Ann counts and bundles completed volumes while Rodger does a quick estimate of the remaining pages. Folded stacks in the foreground await covers and finishing. All the WCPA furniture is donated from individuals and institutions. The “bookshelves” once displayed clothing at the Worcester Outlet Mall. Chairs came from a remodeling project at WPI, some office furniture was donated by the owner of the Ekman Street building, Mike Keating, other items have been donated by WCPA members over the years.

Dan sorts out some mis-ordered pages and helps with the folding. While work generally proceeds in an orderly manner, there’s always a bit of chaos at the edges – helpers come and go, lively conversation interrupts the rhythm of collating, the aroma of chili eventually becomes too distracting. It may be easier to outsource to a copy center, it would also be much more expensive. With funding always in short supply, production of The Issue relies on the most abundant resource WCPA has – the energy and generosity of the WCPA membership.

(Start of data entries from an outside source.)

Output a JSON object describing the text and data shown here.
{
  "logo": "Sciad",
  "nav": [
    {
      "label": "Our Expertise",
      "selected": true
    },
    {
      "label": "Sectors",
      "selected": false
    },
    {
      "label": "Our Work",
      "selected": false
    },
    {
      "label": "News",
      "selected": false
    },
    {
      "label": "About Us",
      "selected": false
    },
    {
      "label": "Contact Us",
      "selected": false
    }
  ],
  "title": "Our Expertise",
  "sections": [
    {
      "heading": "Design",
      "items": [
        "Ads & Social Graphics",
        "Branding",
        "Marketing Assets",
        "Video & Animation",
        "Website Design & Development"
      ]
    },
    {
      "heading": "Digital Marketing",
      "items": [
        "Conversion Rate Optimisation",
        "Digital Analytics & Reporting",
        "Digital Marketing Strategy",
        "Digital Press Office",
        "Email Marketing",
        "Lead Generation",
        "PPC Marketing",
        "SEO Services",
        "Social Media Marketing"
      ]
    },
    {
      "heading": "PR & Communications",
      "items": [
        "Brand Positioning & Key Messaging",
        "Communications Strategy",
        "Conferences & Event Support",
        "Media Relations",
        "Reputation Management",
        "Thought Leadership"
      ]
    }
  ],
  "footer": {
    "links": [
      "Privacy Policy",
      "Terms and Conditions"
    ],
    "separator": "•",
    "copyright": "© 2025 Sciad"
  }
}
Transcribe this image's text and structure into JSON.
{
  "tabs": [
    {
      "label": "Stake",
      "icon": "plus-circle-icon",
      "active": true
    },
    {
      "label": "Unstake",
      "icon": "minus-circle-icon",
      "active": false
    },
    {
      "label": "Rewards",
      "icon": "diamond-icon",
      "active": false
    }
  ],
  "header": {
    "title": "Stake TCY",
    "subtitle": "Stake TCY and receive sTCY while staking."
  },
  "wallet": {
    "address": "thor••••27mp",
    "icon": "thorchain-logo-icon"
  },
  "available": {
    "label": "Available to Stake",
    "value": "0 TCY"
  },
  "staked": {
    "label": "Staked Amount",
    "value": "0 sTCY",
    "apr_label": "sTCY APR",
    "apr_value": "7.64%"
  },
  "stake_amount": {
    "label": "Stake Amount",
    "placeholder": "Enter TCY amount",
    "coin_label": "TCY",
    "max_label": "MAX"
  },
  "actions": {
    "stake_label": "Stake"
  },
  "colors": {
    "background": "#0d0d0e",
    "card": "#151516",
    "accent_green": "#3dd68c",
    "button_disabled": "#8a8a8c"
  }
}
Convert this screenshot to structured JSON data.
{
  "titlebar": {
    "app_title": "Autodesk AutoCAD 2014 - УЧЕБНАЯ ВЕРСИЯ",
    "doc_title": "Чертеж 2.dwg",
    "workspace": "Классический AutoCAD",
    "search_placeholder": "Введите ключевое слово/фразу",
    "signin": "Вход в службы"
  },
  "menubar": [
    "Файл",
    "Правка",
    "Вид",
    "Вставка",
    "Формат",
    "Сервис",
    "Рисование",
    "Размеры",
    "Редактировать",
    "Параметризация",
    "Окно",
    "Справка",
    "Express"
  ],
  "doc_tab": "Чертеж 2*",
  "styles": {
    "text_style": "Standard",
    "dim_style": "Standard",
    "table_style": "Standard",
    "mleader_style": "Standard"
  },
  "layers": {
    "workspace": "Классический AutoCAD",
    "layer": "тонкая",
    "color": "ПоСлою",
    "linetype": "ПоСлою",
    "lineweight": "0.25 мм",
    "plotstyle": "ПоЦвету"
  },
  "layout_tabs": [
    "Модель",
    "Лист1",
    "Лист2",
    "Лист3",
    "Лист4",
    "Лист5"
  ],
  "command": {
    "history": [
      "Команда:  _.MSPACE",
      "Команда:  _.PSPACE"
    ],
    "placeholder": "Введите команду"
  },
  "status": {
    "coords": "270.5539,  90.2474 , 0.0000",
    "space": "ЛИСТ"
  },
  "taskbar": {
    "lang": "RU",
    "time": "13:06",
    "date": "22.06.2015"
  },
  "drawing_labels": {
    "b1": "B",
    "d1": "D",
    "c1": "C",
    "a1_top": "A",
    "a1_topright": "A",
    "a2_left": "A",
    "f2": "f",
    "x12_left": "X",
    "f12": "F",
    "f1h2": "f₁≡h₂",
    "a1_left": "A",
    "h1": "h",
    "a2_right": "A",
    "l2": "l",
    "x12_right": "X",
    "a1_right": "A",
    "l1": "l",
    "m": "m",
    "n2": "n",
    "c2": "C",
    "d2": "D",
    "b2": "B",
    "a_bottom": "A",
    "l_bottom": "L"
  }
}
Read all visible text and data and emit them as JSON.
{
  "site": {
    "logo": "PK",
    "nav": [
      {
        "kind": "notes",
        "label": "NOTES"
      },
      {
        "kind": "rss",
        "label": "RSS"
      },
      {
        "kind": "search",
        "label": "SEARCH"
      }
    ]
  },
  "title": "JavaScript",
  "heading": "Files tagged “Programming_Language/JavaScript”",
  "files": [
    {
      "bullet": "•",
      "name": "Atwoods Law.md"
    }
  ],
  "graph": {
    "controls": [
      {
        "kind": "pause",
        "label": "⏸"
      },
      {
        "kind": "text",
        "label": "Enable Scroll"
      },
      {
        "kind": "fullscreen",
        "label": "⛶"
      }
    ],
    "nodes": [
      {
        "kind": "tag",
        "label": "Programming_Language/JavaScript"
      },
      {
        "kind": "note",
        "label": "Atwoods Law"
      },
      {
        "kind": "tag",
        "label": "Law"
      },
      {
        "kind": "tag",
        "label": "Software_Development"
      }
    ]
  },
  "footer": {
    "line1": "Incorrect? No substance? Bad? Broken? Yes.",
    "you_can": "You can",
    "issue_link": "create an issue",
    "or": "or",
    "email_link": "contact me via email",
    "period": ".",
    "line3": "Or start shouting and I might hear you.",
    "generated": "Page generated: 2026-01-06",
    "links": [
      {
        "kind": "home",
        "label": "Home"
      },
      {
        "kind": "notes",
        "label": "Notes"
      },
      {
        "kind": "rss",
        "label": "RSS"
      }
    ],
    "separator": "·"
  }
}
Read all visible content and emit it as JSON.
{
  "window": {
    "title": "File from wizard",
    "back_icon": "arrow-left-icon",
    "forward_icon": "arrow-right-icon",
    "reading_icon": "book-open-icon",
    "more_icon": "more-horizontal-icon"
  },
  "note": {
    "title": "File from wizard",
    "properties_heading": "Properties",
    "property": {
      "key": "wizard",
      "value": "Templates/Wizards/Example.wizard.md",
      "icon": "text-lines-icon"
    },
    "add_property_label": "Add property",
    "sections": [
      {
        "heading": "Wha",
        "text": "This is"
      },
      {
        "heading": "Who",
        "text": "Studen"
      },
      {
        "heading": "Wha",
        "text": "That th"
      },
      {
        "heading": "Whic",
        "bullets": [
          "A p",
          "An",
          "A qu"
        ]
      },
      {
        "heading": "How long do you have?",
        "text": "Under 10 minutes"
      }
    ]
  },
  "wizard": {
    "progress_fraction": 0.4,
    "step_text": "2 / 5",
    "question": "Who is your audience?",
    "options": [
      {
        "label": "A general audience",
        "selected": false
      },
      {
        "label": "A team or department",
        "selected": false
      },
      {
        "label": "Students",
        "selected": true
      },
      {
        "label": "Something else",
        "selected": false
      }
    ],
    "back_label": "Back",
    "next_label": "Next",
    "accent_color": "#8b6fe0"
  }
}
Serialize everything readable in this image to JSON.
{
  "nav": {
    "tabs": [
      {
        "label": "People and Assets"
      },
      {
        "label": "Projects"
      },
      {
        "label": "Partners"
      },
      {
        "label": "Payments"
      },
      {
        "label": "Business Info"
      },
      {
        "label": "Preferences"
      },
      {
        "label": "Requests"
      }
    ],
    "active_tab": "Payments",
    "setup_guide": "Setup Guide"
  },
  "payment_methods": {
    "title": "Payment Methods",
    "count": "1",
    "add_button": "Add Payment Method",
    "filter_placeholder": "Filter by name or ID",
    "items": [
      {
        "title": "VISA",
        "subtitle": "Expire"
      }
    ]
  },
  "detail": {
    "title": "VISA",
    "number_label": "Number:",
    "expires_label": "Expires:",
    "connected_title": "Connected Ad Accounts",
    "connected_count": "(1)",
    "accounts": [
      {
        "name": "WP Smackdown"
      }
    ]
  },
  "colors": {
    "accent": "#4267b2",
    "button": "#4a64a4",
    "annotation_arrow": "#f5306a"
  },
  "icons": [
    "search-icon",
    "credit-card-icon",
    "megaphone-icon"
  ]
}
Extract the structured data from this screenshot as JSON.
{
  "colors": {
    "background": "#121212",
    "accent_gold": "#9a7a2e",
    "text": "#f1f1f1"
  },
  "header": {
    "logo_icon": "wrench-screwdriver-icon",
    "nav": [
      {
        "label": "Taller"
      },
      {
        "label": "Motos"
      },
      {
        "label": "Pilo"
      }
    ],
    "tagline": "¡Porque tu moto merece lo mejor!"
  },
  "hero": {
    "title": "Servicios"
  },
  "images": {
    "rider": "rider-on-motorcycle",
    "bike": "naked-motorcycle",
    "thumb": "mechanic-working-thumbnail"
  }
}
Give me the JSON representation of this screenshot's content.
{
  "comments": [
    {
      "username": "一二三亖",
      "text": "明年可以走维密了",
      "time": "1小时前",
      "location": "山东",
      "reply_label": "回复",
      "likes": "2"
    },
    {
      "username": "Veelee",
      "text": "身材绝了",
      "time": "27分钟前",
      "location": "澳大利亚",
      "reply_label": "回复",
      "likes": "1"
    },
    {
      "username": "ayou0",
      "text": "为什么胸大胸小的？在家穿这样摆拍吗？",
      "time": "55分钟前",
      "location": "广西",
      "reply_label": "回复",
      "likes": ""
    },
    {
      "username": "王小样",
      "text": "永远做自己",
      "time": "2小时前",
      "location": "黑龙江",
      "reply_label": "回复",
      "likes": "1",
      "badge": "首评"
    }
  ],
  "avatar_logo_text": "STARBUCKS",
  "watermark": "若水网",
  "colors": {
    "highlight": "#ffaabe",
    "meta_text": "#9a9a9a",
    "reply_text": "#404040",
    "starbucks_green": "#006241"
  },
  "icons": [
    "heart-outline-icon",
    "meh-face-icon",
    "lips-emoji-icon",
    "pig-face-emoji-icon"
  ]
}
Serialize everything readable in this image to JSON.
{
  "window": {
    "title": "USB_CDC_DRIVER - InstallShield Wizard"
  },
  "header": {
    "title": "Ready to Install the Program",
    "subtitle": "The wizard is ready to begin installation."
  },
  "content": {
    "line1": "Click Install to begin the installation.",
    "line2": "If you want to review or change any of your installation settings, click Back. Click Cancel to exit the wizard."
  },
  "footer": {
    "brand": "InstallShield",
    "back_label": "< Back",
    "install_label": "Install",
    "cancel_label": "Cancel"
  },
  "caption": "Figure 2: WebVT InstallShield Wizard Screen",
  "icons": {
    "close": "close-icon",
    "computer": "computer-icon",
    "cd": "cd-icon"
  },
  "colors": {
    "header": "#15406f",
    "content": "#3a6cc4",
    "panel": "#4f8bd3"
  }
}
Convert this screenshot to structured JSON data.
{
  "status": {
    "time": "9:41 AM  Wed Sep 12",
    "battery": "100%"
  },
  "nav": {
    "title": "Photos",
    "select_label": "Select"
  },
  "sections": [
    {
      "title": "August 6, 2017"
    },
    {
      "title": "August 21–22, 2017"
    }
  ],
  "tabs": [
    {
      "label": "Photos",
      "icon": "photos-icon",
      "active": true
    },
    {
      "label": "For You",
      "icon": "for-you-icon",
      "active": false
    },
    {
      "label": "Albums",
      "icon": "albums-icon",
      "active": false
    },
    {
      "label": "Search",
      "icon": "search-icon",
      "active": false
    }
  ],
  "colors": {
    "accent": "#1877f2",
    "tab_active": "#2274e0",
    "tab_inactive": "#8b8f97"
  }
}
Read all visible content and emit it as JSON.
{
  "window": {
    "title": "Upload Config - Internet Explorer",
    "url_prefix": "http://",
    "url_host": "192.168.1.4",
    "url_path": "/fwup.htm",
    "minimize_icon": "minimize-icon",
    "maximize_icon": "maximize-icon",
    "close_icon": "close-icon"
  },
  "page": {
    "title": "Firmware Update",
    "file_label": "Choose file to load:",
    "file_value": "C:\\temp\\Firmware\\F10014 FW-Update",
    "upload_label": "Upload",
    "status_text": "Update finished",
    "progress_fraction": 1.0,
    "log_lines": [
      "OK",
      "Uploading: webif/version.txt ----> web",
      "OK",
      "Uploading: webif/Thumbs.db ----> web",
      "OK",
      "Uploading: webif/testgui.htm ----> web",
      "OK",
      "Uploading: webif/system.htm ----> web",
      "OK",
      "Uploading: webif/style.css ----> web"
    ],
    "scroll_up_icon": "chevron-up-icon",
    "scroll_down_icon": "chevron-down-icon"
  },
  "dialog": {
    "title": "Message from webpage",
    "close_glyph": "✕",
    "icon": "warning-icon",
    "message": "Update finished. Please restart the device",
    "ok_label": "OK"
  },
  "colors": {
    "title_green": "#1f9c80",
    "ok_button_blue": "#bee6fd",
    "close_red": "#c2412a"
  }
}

Closing in on the last few copies, many of the helpers have moved on to the usual Saturday pursuits. Most WCPA members have other demands on their time: families, jobs, poetry venues to host, Windows on Worcester to decorate, events to organize, grants to write, budgets to balance, broadsides to design, mailings and publicity to get out, websites to oversee, literary journals to edit, cultural collaborations to facilitate, workshops and festivals to attend on behalf of the WCPA, meetings and meetings and meetings – and for most members, writing and reading poetry.

The highlight of any issue is the last collated copy and wondering who will be the last one around the table. Here, Robert shows off the separator sheet that signals the final complete copy of the run.


In the low afternoon light, Dan trims the final copies as others clean up.
Hundreds of copies of The Issue, Number 8, await labeling and shipping – the contribution of the final member of the production team, database manager Evan Plante.